After earning his tuition working as a crane operator at a steel company, he returned to Juilliard to enroll, receiving diploma in composition in 1959 and a Masters in 1961, studying with Bergsma and Perischetti, and then attending Milhaud’s summer course in Aspen. During his time at Juilliard, he experimented with a wide range of musical genres, scored music for dance, and studied film scoring, creating the foundation for a wide variety of his later work.
Glass was awarded a Ford Foundation Grant, and then a Fulbright, which allowed him to study with Nadia Boulanger in Paris for two years. While in Paris, he was hired to describe some of sitar player Ravi Shankar’s music, and Indian music became an important influence for him.
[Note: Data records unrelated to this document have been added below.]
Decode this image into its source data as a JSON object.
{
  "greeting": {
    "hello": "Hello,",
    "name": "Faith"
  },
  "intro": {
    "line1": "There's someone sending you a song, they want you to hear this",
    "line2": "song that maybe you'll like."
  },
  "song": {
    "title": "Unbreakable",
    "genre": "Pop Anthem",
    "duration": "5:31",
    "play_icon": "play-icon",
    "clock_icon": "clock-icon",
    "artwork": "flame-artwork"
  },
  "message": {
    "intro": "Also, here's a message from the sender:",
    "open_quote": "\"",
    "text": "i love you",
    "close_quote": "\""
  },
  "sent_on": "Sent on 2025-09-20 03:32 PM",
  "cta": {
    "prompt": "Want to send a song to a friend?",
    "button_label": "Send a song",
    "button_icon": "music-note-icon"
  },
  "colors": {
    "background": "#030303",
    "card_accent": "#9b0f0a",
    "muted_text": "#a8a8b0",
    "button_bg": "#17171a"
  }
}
Before returning to New York in 1967, Glass traveled in North Africa and India, and upon returning to New York, he and Reich began performing in each other’s ensembles and analyzing each other’s work.
As Glass developed his musical style, he also established the Philip Glass Ensemble, for whom he wrote most of his work and who were the sole performers of most of his work. His work in minimalism peaked, and his later style, dubbed “maximalism” debuted with his opera Einstein on the Beach in 1976, which was primarily focused on music for dance, film, and theater, as opposed to concert performance.
His 1980 opera Satyagraha, about Gandhi, and 1984 opera Akhnatenabout the monotheistic Egyptian pharaoh followed. Glass continued to collaborate with a variety of colleagues in other arts, including film scores for Hamburger Hill and The Truman Show, as well as Koyaanisqatsi: Life Out of Balance, Godfrey Reggio’s 1982 first film in a trilogy that explores by juxtaposition of music and images the relationships between and among nature, humans, and technology. Other collaborators include Allen Ginsberg, Paul Simon, and Ravi Shankar.